Daniel Were, oral PrEP director at Jhpiego-Kenya, says Jilinde, as part of a large technical working group spearheaded by the National AIDS and STI Control Programme (NASCOP), helped develop the framework for implementing oral daily PrEP, created training manuals and toolkits for providers and PrEP users, and will be conducting mathematical modeling in the third year of implementation to determine how much PrEP coverage is required to reduce infections in each risk group.

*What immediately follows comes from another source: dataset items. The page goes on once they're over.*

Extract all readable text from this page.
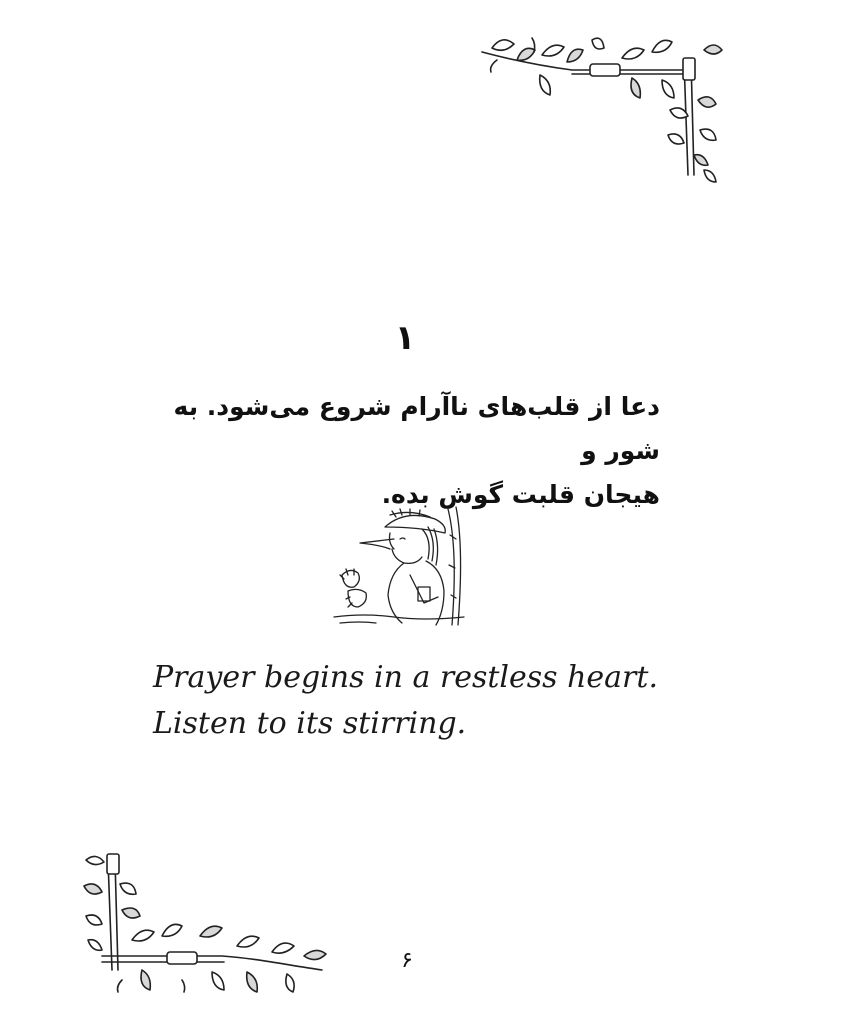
۱
دعا از قلب‌های ناآرام شروع می‌شود. به شور و
هیجان قلبت گوش بده.
Prayer begins in a restless heart.
Listen to its stirring.
۶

Jilinde, which means protect yourself in Swahili, already enrolled around 2,600 individuals at 10 different sites, but is encountering retention problems, possibly because people did not fully understand that the pills needed to be taken every day in order to work. “Many people are enrolling in the program but then quickly dropping and we’re trying to understand why this is happening,” says Were.

He says some reasons include an unwillingness to take a pill every day, or a preference for other HIV prevention options such as condoms. “Others enroll and drop out because of social stigma from their peers and surrounding community that labels them to be HIV positive because the medicine used for PrEP is similar to what is used for HIV treatment,” Were says.

So is Kenya ready for PrEP? Beyrer says Kenya has made tremendous strides but there are still challenges ahead. “Remember, when you look across the landscape things often look better in the larger urban areas. When you get out into more rural areas with smaller populations, you encounter much more traditional values and things can get really tough.”

Mary Rushton is a freelance writer based in Cambridge, Massachusetts.